Your Body Is a Space That Sees has been shown in multiple exhibitions at institutions including Luis De Jesus Los Angeles, LUX Institute, Schneider Museum of Art in Ashland, Oregon, University of Maryland, Santa Barbara Museum of Art, and also in two large-scale exhibitions in Terminal 1 and Terminal 3 at LAX as part of an invitation from a partnership between LAWA and the City of Los Angeles Department of Cultural Affairs. This work has been reviewed in The Washington Post, The Los Angeles Times, The San Diego Tribune, Diamondback News, and Space.com.

=== Double Horizon ===
Halloran's first video installation, Double Horizon (2019), features a 3-channel piece with footage of Halloran exploring Los Angeles from the sky, filmed by attaching cameras to a small Cessna plane while she was learning to fly. Exploring the city around her is an extension of her photographic series Dark Skate. "Her ongoing investigations into the personal, physical, psychological, and scientific exploration of space are the primary focus of these new works as the viewer encounters Halloran both skateboarding the vast urban landscape of Los Angeles and flying above and around its dynamic terrain." "The journey of 'Double Horizon' is one guided by the artist herself, as the piece acts both as a video portrait of Halloran’s flight experience and as an homage to Los Angeles."
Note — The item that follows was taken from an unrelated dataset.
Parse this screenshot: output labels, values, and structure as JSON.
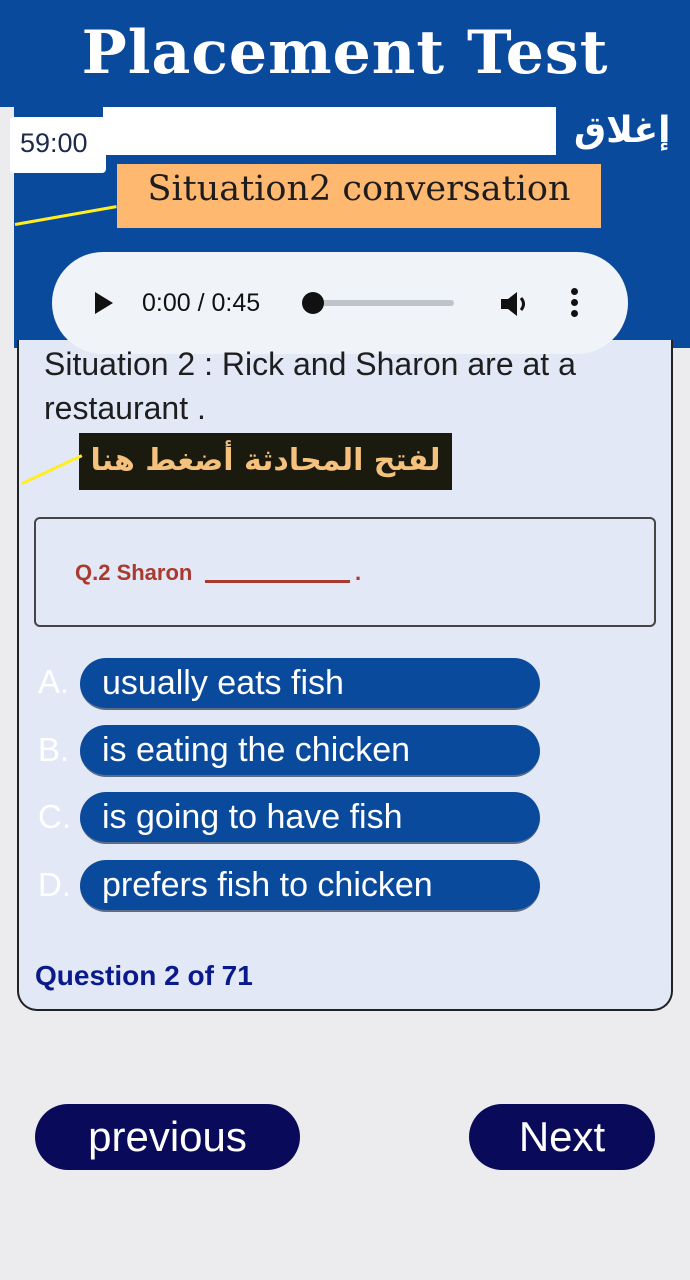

This piece has been shown at Luis De Jesus Los Angeles, Art Center's Mullins Gallery, The University of Maryland, and The Exploratorium in San Francisco. Halloran gave an interview about this work in Flaunt magazine.

=== Solar ===
Commissioned by the Simons Foundation, Halloran’s 10-foot x 11-foot painted cyanotype, Solar, is installed at the Flatiron Institute Center for Computational Astrophysics in New York. Solar's large-scale cyanotypes and their painted negatives pay homage to the sun. Additional works also a part of the Solar series were featured in the 2021 The Sun Burns My Eyes Like Moons installation at Luis De Jesus Los Angeles: "Cyanotypes are created by exposing paper coated with photo-reactive chemicals directly to sunlight; but in Halloran’s work, capturing the rays of the sun as a material in her technique is only one aspect — the imagery and symbolism present in the compositions is furthermore about rendering the sun itself. Her images derivative of the symmetrical progressions of solar eclipses were made by harnessing the sun’s own rays, so that what results is both a direct dynamic embodiment and an affecting allegorical narrative at the same time."

== Publications ==

=== The Warped Side of the Universe ===
Over a period of over 13 years, Lia Halloran and Nobel Laureate Kip Thorne collaborated on creating a book of poetry and paintings titled The Warped Side of the Universe, for which Lia Halloran created nearly 500 individual paintings, approximately 100 of which are featured in the final publication (October 2023, Norton/ Liveright). The Warped Side of the Universe, featuring Thorne's poetry alongside Halloran's paintings, doubles as a vehicle for communicating major scientific breakthroughs of our time to a wide audience.

== Recognition ==
As an artist who often incorporates science and nature to create projects that draw from scientific materials, historical influences, and identities, Lia Halloran has participated in a wide range of interdisciplinary collaborations with scientists and architects, including an upcoming book with Nobel Laureate Kip Thorne about the ‘Warped Side of the Universe.’ Her work has been exhibited in galleries and museums nationally and internationally, and she is the recipient of various awards including an Art Works Grant from the National Endowment of the Arts, The City of Los Angeles Visual Artist Fellowship, a residency at Caltech and the Huntington Research Institute, a residency at Pioneer Works in Brooklyn, NY, and a residency at the American Natural History Museum Astrophysics Department in New York, among others. Her work is included in various permanent collections including the Solomon R. Guggenheim Museum, New York, and permanent installations at the Simons Foundation in New York and the Cahill Center for Astronomy and Astrophysics at Caltech in Pasadena, CA.